I can remember back to high school when there were people I dreaded seeing every day. I'd walk awkwardly down the hallway, trying to avoid eye contact. I just wanted to stay invisible. I thought if I could make it through four years without being noticed by the wrong people, I'd be okay.
I'm 27, and those days of trying to avoid being noticed still haunt me. I've never been one of the cool kids--I didn't fit in with them. And to this day, when one of them sends me a facebook friend request, I am surprised that they even know who I am.
I never experienced true bullying; I think I managed to fly below the radar enough to avoid it. But I still felt the pain and awkwardness that came along with not feeling like I fit in. And even when I got the chance, I couldn't bring myself to join them--to become one of the mean girls, who made fun of other people and made them feel bad about themselves.
It's easy to do, isn't it? Join in and gang up on someone who is vulnerable, say things behind their back, and make them feel sad and left out? And unless you've been on the receiving end of such treatment, you'll never know how it feels. The harder thing is to not join in. And if you've ever been in a situation like that, I commend you for staying strong and not being a part of the negativity.

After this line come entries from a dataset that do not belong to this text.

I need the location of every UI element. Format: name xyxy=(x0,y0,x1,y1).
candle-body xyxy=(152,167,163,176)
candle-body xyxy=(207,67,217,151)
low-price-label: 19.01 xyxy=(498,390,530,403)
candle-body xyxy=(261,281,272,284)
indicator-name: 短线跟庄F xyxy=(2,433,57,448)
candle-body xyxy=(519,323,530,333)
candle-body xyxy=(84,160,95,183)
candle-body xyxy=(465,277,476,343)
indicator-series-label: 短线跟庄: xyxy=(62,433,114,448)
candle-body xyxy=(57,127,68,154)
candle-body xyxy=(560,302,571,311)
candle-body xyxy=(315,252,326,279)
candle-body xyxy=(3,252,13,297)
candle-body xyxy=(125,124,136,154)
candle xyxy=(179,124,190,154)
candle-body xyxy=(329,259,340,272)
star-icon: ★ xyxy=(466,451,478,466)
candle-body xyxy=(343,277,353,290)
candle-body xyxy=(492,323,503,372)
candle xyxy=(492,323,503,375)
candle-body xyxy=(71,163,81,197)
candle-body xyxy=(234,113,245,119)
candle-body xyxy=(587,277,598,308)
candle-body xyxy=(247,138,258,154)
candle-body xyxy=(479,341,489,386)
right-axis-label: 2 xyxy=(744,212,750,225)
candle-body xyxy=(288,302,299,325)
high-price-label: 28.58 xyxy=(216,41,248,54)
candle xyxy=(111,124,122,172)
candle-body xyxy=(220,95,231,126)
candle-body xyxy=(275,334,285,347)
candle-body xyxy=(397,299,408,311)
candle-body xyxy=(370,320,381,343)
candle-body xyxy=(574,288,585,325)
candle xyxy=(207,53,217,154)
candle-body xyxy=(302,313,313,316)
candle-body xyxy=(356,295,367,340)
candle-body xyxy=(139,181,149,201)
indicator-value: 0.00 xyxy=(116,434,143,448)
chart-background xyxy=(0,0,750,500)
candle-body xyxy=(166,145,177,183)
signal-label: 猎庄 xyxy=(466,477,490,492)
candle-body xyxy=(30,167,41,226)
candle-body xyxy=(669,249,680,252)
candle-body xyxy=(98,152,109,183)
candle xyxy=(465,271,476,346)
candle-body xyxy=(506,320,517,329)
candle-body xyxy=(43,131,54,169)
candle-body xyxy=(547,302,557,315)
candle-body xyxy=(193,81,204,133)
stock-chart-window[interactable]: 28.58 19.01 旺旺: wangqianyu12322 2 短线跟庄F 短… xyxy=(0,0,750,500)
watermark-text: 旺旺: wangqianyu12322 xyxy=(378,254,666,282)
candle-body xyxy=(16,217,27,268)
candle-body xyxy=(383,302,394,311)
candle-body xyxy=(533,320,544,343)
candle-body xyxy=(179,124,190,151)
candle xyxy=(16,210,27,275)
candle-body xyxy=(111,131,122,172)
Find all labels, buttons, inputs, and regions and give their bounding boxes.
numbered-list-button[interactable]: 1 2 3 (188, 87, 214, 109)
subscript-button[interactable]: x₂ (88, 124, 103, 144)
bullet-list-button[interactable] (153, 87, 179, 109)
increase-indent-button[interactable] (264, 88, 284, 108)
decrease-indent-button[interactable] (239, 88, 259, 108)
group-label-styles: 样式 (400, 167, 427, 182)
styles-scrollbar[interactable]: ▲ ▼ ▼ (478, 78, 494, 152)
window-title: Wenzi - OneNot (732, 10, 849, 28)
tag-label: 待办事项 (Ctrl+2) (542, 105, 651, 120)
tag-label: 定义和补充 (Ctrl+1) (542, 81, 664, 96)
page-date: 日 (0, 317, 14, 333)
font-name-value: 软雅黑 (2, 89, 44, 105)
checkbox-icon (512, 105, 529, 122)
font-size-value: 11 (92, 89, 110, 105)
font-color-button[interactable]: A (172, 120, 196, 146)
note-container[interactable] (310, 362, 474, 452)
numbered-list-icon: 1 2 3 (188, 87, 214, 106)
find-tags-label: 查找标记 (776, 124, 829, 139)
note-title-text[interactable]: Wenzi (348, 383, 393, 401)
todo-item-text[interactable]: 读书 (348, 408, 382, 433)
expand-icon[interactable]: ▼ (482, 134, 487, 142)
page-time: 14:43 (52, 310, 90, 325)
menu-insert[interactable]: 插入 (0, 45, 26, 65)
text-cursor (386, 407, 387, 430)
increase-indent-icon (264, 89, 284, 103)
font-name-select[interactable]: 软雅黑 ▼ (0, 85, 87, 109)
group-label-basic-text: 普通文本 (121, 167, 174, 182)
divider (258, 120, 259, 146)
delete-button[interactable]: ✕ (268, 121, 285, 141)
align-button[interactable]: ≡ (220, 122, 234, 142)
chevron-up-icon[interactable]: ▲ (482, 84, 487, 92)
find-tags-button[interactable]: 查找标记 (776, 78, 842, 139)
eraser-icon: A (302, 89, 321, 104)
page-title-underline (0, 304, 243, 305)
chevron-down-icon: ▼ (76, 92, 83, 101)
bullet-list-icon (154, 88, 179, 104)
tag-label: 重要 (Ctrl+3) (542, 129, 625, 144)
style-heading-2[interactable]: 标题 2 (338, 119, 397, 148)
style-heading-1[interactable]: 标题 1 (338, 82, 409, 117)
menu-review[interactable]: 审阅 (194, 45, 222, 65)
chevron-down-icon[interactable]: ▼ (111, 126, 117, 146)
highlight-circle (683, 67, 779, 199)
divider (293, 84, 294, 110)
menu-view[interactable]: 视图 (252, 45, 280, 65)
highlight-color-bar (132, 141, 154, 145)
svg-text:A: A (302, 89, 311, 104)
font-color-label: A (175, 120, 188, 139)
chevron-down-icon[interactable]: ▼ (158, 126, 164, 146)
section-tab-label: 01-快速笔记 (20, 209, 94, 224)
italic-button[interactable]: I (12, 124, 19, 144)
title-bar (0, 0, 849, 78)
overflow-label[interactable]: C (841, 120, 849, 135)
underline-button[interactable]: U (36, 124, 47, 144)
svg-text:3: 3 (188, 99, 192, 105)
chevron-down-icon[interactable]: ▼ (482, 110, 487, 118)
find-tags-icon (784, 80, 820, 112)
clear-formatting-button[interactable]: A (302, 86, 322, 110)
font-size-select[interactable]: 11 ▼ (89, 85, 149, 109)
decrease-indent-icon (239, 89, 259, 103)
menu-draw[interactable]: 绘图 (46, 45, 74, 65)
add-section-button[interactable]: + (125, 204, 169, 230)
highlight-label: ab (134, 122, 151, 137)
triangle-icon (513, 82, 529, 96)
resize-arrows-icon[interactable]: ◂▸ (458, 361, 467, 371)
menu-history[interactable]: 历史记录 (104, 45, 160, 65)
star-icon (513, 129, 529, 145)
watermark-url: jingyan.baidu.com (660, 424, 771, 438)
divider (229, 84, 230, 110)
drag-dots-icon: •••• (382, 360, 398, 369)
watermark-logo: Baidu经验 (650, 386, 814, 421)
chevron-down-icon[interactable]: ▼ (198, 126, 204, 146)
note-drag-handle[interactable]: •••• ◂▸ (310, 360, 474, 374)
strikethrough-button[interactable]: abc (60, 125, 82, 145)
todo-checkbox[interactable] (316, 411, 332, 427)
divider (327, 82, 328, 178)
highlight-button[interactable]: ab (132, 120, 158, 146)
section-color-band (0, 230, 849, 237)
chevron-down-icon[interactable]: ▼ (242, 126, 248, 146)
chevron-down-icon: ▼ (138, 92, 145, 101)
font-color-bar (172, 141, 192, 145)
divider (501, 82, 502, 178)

With the popularity of facebook and twitter, kids are finding even more creative ways to bully each other. It hurts to see people write things about each other back and forth, and I can't even imagine going through that as a kid, having to see those people every day and feel that pain. I can see how some of these kids feel so overwhelmed with all of the drama and tension that they feel they have no other way out than to end their lives.
It's got to stop. I don't care how old you are or what your situation is--be the person who doesn't join in. Because the truth is, people who spend their time hating others are probably hurting more on the inside than you'll ever know.